Mr Callow, you’re needed onstage!
The Philanthropist (Trafalgar Studios) Verdict: Enjoyable, but underpowered ★★★✩✩
TRENDY casting and weak direction are the undoing of a revival of Christopher Hampton’s 1971 comedy The Philanthropist.
Few of the cast have much stage experience and you only wish director Simon Callow had given himself a part. It needs an actor of his booming presence to make the thing motor.
The play was and remains a clever idea. Hampton mirrored Moliere’s The Misanthrope. In the Moliere story, the main character is an impossible crosspatch. In The Philanthropist, the central figure is a pernickety philologist who drives everyone mad by being a doormat.
University don Philip (played by Simon Bird) is the most tolerant and, in a nerdy way, genial of academics. He hates to make a fuss. He barely protests when his fiancee leaves him.

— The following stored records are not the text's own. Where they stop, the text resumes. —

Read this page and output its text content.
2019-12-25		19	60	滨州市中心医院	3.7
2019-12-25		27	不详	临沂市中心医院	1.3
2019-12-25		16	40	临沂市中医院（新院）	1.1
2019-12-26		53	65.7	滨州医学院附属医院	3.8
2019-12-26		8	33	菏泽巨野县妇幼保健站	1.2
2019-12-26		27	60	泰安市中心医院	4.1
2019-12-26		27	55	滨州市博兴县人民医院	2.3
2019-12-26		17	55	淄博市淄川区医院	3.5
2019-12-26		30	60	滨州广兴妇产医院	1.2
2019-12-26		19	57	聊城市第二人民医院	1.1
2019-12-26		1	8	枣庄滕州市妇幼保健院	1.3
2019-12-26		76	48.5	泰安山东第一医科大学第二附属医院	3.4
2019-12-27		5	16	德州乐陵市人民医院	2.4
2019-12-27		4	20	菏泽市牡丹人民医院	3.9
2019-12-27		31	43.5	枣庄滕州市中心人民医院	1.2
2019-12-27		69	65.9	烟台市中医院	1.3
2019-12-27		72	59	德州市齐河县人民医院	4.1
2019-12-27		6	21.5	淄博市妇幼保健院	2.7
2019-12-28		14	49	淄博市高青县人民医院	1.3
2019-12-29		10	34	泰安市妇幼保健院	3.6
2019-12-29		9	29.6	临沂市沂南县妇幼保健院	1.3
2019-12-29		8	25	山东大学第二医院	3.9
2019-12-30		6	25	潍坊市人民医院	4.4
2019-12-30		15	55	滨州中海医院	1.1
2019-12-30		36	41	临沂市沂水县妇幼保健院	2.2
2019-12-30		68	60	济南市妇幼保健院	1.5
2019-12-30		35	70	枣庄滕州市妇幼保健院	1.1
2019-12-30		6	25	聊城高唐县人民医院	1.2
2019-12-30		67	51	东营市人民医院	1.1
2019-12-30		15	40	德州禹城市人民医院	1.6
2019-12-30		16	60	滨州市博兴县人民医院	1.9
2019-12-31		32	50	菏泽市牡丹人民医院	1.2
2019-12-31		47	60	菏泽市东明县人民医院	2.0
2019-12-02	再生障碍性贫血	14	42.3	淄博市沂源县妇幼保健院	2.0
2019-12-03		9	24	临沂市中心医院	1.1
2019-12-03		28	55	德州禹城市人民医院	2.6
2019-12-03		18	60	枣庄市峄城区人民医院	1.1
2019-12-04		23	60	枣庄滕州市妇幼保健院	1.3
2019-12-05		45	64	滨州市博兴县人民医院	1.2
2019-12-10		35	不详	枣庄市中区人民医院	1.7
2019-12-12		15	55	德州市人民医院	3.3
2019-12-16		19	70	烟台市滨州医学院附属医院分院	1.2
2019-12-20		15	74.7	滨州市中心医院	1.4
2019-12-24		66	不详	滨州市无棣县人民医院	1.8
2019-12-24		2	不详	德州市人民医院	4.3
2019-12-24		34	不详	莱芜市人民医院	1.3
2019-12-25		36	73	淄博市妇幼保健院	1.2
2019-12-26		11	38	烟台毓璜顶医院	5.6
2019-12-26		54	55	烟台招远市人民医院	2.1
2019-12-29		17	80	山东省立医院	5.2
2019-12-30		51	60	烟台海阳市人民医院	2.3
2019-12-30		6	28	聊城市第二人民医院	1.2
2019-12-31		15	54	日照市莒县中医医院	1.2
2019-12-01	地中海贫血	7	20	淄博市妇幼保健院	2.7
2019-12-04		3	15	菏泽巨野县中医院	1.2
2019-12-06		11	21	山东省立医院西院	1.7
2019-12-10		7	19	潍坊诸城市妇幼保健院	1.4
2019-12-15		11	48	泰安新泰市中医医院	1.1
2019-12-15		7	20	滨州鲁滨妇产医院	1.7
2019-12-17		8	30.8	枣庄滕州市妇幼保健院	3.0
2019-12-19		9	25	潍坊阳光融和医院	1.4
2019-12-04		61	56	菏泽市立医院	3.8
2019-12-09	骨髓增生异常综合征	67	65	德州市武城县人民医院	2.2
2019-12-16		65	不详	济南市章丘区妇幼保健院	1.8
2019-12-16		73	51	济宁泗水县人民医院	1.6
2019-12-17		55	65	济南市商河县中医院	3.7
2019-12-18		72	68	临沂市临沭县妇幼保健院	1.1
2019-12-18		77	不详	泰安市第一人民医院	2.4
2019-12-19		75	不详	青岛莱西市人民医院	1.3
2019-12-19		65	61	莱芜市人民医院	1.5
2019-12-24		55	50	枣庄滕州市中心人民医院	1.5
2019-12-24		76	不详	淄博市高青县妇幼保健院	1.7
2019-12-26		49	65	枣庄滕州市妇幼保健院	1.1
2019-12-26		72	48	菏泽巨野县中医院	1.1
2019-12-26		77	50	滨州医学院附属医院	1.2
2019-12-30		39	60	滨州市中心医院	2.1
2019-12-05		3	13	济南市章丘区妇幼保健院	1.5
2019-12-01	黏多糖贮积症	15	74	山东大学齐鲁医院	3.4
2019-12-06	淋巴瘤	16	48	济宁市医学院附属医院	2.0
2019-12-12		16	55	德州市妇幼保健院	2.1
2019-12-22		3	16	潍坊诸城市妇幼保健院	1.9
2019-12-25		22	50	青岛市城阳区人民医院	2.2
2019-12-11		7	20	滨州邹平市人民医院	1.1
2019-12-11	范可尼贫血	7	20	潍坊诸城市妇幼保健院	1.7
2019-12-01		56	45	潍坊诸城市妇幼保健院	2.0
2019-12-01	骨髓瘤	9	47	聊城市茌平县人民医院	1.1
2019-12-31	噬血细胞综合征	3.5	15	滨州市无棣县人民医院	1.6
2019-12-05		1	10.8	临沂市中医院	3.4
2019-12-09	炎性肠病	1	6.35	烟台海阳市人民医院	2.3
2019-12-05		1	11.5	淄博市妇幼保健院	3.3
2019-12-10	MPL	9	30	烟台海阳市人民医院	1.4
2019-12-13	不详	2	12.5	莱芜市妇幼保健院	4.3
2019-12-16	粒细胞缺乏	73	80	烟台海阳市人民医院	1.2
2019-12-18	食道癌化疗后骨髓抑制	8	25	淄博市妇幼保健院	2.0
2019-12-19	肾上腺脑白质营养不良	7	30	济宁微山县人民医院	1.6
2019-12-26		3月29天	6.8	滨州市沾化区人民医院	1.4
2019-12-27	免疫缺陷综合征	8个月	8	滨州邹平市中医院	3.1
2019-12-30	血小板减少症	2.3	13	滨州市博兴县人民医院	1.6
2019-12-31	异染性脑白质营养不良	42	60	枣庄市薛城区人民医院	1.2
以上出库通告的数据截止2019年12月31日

This production begins well. It is staged on a striking, white-floored, white-walled set — Philip’s living room, in which the story unfolds. The opening scene concludes with a celebrated bang and by that point we have already seen Philip’s easy-going reluctance to criticise his fellow beings.
Mr Bird, short, dark and bespectacled, plays him almost as a wonkish version of Ronnie Corbett. It is hard to convey mild-mannered hesitation at length. There are only so many times you can clap your hands, sigh and sit down in an equable manner.
Philip throws a supper party at which the guests include an obnoxious celebrity author, Braham, ‘one of those writers who’s been forced to abandon the Left for tax reasons’.
Chauvinist Braham is played by Matt Berry and he enters in a purple, three-piece, velvet suit. With his long hair and beard, he could almost be one of the blokes from Abba. HERE, surely, is a figure who needs to be loud, over- thetop, magnetic in an appalling way. Mr Berry, best known for film and TV work, proves unequal to the task. His first word at Tuesday’s preview was inaudible and he continued to be hard to hear.
Was that the fault of the Trafalgar’s life - sapping auditorium, Mr Berry’s short- comings or overly benevolent direction from Mr Callow?
There are three female parts, one with no lines (well done Lowenna Melrose!). Charlotte Ritchie does fine as Philip’s girlfriend. That leaves Lily Cole as seductress Araminta.
Miss Cole delivers a peculiar performance, employing an accent that sounds more Rhodesian than Sloane Rangerish. She may look ravishing but the characterisation is dreadfully stilted.
The one good thing to be said is she managed to continue through a minor disaster when she knocked a box of cornflakes all over the floor. Crunch crunch underfoot as the other actors tried to ignore them.
Despite that unintended farce, there are sustained moments of gentle comedy.
I quite enjoyed it. Mr Hampton’s script has some subtle gems (savour the line ‘I just came back to tell you why I wasn’t coming back’) but it is so sparing in its comical crests that even experienced actors might struggle.
No doubt this cast will improve as the three-month run unfolds.